These things flashed upon Aulus in an instant; the rather that he saw the hated cousin, whom he had passed unnoticed in his headlong charge, quietly bringing the clients into line between himself and his wavering associates.

He was in fact hemmed in on every side; he was alone, and his horse, which he had taxed to the uttermost, was wounded and failing fast.

His case was indeed desperate, for he could now see that his own faction were drawing off already with the evident intention of rejoining the bulk of the party, careless of his fate, and glad to escape at so small a sacrifice.

Still, even in this extremity he had no thought of surrender—indeed to him death and surrender were but two names for one thing.

He looked to the right and to the left, if there were any possibility of scaling the wooded slopes and so rejoining the sturdy swordsmith without coming to blows again with his father's household; but one glance told him that such hopes were vain indeed. On either hand the crags rose inaccessible even to the foot of man, unless he were a practised mountaineer.

Then rose the untamed spirit of his race, the firm Roman hardihood, deeming naught done while anything remains to do, and holding all things feasible to the bold heart and ready hand—the spirit which saved Rome when Hannibal was thundering at her gates, which made her[pg 120] from a petty town the queen and mistress of the universe.

He gathered his reins firmly in his hand, and turning his horse's head down the declivity put the beast to a slow trot, as if he had resolved to force his way toward Rome; but in a moment, when his manœuvre had, as he expected caused the men in his rear to put their horses to their speed, and thus to break their line, he again wheeled, and giving his charger the spur with pitiless severity drove up the steep declivity like a thunderbolt, and meeting his enemies straggling along in succession, actually succeeded in cutting down two, before he was envelopped, unhorsed and disarmed, which, as his cousin's men came charging up and down the road at once, it was inevitable that he must be from the beginning.
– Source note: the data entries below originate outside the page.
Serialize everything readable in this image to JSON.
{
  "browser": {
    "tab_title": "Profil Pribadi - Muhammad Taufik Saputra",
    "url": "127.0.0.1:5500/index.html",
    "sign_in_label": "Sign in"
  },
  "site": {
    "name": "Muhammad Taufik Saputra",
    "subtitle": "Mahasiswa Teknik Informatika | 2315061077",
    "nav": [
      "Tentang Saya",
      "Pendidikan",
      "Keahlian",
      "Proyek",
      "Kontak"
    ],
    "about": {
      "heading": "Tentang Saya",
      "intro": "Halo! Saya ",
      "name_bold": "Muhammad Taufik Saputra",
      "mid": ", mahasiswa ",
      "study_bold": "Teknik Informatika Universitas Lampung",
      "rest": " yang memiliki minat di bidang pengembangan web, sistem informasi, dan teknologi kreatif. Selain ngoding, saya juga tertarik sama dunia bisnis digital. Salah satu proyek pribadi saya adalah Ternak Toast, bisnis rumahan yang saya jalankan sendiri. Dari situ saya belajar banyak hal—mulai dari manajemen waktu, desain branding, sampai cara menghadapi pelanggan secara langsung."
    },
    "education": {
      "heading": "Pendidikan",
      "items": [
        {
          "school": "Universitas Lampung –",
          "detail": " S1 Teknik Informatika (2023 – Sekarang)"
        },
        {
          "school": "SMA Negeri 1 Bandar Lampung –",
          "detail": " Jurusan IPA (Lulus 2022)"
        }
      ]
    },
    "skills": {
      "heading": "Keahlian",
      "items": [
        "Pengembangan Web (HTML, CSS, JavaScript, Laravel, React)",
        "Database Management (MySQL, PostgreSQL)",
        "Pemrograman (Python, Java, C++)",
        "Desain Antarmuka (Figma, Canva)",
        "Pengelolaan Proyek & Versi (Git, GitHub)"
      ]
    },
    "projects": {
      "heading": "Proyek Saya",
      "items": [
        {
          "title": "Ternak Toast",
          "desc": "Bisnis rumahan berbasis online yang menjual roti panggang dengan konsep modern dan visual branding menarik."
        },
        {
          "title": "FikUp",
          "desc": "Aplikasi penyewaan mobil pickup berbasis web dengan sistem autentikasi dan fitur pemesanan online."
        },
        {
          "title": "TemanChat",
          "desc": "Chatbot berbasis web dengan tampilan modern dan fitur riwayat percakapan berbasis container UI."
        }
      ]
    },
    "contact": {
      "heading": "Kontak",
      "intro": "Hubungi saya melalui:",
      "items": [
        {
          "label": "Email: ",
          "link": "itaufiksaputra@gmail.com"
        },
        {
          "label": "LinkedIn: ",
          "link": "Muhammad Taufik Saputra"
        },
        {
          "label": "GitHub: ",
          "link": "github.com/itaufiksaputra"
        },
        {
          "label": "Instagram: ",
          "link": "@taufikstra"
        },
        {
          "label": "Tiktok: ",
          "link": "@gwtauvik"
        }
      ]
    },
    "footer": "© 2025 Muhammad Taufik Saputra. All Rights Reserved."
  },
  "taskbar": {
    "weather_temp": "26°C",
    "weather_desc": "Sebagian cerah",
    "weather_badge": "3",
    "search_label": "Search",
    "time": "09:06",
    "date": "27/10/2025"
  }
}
"Curses upon thee! it is thou!" he said, grinding his teeth and shaking his weaponless hand at his kinsman in impotent malignity—"it is thou! Caius. Curses upon thee! from my birth thou hast crossed me."

"It were better thou hadst died, Aulus," replied the other solemnly, but in sorrow more than anger, "better that thou hadst died, than been so led back to Rome."

"Why didst thou not kill me then?" asked Aulus with a sneer of sarcastic spite—"Why dost thou not kill me now."